Marita Barth, diretora do Grand House Hotel.

Percurso profissional em Portugal

«Sempre passei férias com os meus pais no sul da Península Ibérica. Aos 14 anos disse aos meus professores que iria viver em Portugal, um país sobre o qual sempre tive um grande fascínio. Tal era a minha convicção», recorda Marita Barth Rodrigo y Corral, diretora do recém-inaugurado Grand House Algarve, no coração de Vila Real de Santo António.

Aos 19 anos, trocou a Alemanha por Portugal durante alguns meses, e trabalhou como relações públicas em Albufeira.

«Foi o melhor tempo da minha vida», recorda. Mas Marita era proveniente de uma família «académica» e, por isso, regressou à Alemanha para iniciar os estudos universitários.

Formou-se em Hotelaria, Gestão de Empresas e Marketing de Turismo, e passou «por todos os departamentos de um hotel para perceber como tudo funciona».

Acabaria por concretizar o sonho de se mudar definitivamente para o Algarve, em conjunto com o seu atual marido, em 2000.

Desde o início do milénio, percorreu alguns dos mais conceituados hotéis de cinco estrelas da região. Colaborou durante 10 anos com o Vila Vita Parc, em Porches, e na Herdade dos Grous, no Alentejo, onde ajudou a «estabelecer e desenvolver os vinhos e a marca associada», e implementou de forma pioneira uma das primeiras unidades de enoturismo na região.
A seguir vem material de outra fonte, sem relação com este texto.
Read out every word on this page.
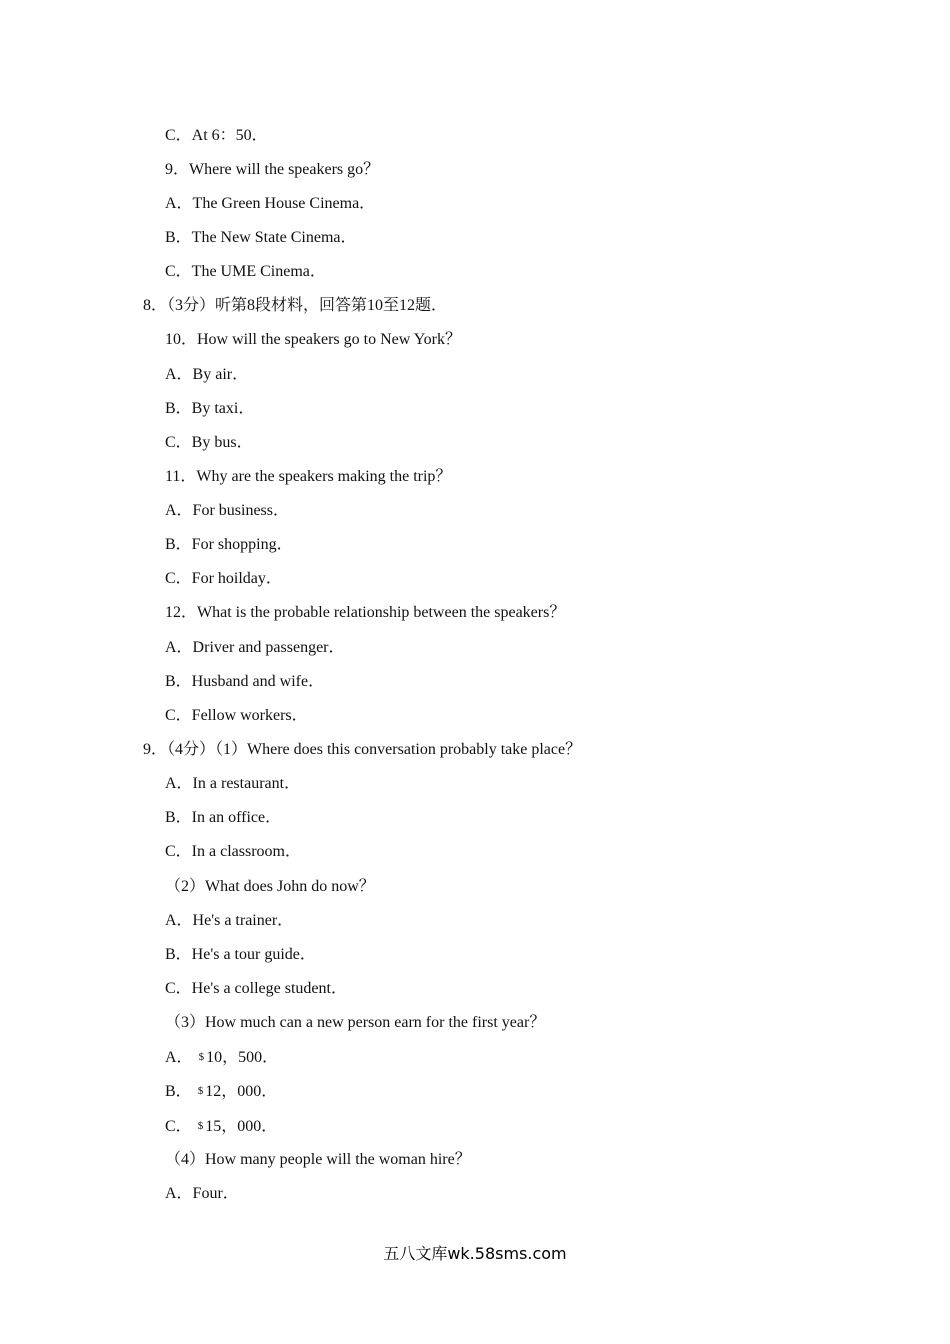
C．At 6：50．
9．Where will the speakers go？
A．The Green House Cinema．
B．The New State Cinema．
C．The UME Cinema．
8．（3分）听第8段材料，回答第10至12题．
10．How will the speakers go to New York？
A．By air．
B．By taxi．
C．By bus．
11．Why are the speakers making the trip？
A．For business．
B．For shopping．
C．For hoilday．
12．What is the probable relationship between the speakers？
A．Driver and passenger．
B．Husband and wife．
C．Fellow workers．
9．（4分）（1）Where does this conversation probably take place？
A．In a restaurant．
B．In an office．
C．In a classroom．
（2）What does John do now？
A．He's a trainer．
B．He's a tour guide．
C．He's a college student．
（3）How much can a new person earn for the first year？
A． $ 10，500．
B． $ 12，000．
C． $ 15，000．
（4）How many people will the woman hire？
A．Four．
五八文库wk.58sms.com
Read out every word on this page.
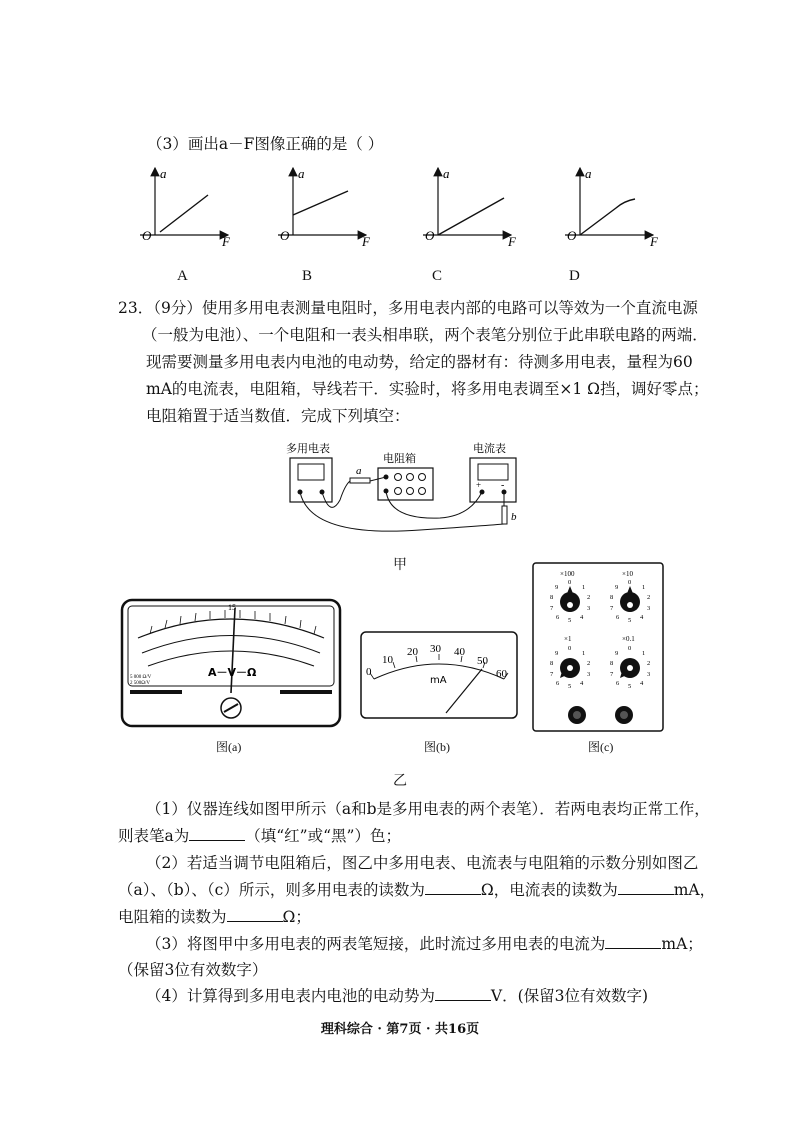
（3）画出a－F图像正确的是（ ）
a
O	F
a
O	F
a
O	F
a
O	F
A	B	C	D
23．（9分）使用多用电表测量电阻时，多用电表内部的电路可以等效为一个直流电源
（一般为电池）、一个电阻和一表头相串联，两个表笔分别位于此串联电路的两端．
现需要测量多用电表内电池的电动势，给定的器材有：待测多用电表，量程为60
mA的电流表，电阻箱，导线若干．实验时，将多用电表调至×1 Ω挡，调好零点；
电阻箱置于适当数值．完成下列填空：
多用电表
电阻箱
+ -
电流表
a
b
甲
15
A－V－Ω
5 000 Ω/V
2 500Ω/V
图(a)
0
10
20 30 40
50
60
mA
图(b)
×100	×10
×1	×0.1
0
1
2
3
4
5
6
7
8
9
0
1
2
3
4
5
6
7
8
9
0
1
2
3
4
5
6
7
8
9
0
1
2
3
4
5
6
7
8
9
图(c)
乙
（1）仪器连线如图甲所示（a和b是多用电表的两个表笔）．若两电表均正常工作，
则表笔a为	（填“红”或“黑”）色；
（2）若适当调节电阻箱后，图乙中多用电表、电流表与电阻箱的示数分别如图乙
（a）、（b）、（c）所示，则多用电表的读数为	Ω，电流表的读数为	mA，
电阻箱的读数为	Ω；
（3）将图甲中多用电表的两表笔短接，此时流过多用电表的电流为	mA；
（保留3位有效数字）
（4）计算得到多用电表内电池的电动势为	V．(保留3位有效数字)
理科综合 · 第7页 · 共16页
Foi depois convidada para integrar a equipa do Cascade Wellness & Lifestyle Resort, em Lagos, onde fez a abertura do hotel, participou na criação da equipa e no lançamento do produto, e ainda no Vila Joya, em Albufeira, onde aprendeu muito sobre alta cozinha.

«Gostei imenso de todos os projetos por onde passei. Mas, devido à minha personalidade, sinto uma constante necessidade de aprender sobre coisas novas e abraçar novos desafios profissionais».

Foi graças a esse espírito empreendedor que surgiu a oportunidade de iniciar um projeto «diferente de tudo o que já tinha feito», na cidade da foz do Guadiana.